Capitan Nutella parla a La7 e tra una filippica contro i rom e l'altra usa l'alibi del terrorismo per giustificare la xenofobia

Matteo Salvini

Matteo Salvini

globalist 16 aprile 2019

Negare l’evidenza anche perché in quelle aree martoriate non ci sta lui né deve andarci qualche suo caro. Altrimenti cambierebbe idea.

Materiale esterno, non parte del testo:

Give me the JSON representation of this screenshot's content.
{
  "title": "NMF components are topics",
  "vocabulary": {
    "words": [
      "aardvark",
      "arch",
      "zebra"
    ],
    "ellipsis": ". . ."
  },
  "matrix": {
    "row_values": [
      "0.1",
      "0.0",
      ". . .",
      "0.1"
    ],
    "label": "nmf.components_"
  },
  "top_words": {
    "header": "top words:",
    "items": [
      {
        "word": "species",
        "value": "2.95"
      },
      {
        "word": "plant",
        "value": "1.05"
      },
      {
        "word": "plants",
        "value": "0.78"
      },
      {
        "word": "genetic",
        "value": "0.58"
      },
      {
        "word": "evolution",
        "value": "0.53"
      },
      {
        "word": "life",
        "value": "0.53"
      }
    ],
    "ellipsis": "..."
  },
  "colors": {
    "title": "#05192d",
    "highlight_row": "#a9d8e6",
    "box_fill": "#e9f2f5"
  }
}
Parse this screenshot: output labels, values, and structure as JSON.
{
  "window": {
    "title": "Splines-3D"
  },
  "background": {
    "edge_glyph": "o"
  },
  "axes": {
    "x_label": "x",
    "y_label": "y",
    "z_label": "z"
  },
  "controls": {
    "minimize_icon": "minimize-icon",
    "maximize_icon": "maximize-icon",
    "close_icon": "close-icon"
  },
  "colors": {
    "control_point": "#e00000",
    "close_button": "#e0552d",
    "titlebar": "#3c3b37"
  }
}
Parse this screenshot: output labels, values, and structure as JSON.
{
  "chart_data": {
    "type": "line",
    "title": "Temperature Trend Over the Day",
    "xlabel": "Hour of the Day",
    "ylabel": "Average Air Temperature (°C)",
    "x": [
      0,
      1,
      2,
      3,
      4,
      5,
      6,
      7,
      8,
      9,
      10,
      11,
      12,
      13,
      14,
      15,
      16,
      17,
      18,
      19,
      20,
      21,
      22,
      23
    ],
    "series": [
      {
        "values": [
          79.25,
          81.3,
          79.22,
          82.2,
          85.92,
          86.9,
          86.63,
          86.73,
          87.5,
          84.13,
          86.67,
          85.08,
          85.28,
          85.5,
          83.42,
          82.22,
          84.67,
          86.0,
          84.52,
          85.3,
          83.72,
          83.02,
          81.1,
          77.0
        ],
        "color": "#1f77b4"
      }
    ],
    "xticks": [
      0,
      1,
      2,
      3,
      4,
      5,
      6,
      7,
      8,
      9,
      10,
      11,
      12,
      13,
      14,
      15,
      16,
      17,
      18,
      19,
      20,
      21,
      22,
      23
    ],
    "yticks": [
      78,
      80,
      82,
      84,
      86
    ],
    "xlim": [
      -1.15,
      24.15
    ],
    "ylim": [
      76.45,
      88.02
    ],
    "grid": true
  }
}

Ma al momento la strategia ‘trumpista’ di Salvini è quella di dire cose che non stanno né in cielo né in terra ma facendo finta di crederci e accusando chi dice la verità di mentire e spargere consapevolmente fake news.
Chi scappa oggi dalla Libia non è rifugiato perché lì non c'è la guerra: "No, al momento fortunatamente guerra non c'è", ha detto il ministro dell'Interno Matteo Salvini, ospite a diMartedì su La7.
"Se ci fosse la guerra - ha osservato - sarebbero tutti rifugiati. Ancora fortunatamente non c'è la guerra. Ci sono alcune decine di morti, ventimila sfollati e dei feriti che stiamo accogliendo anche in Italia".
A giudizio di Salvini "sui barconi possono arrivare i terroristi. Non si arriva in Italia senza il permesso di arrivare in Italia. Se ho il rischio che arrivino i terroristi rischio dei processi, sì, ma io non do l'autorizzazione allo sbarco neanche a un barcone se c'è un rischio per la sicurezza italiana. L'autorizzazione - ha ribadito il ministro - la dà il ministro dell'Interno".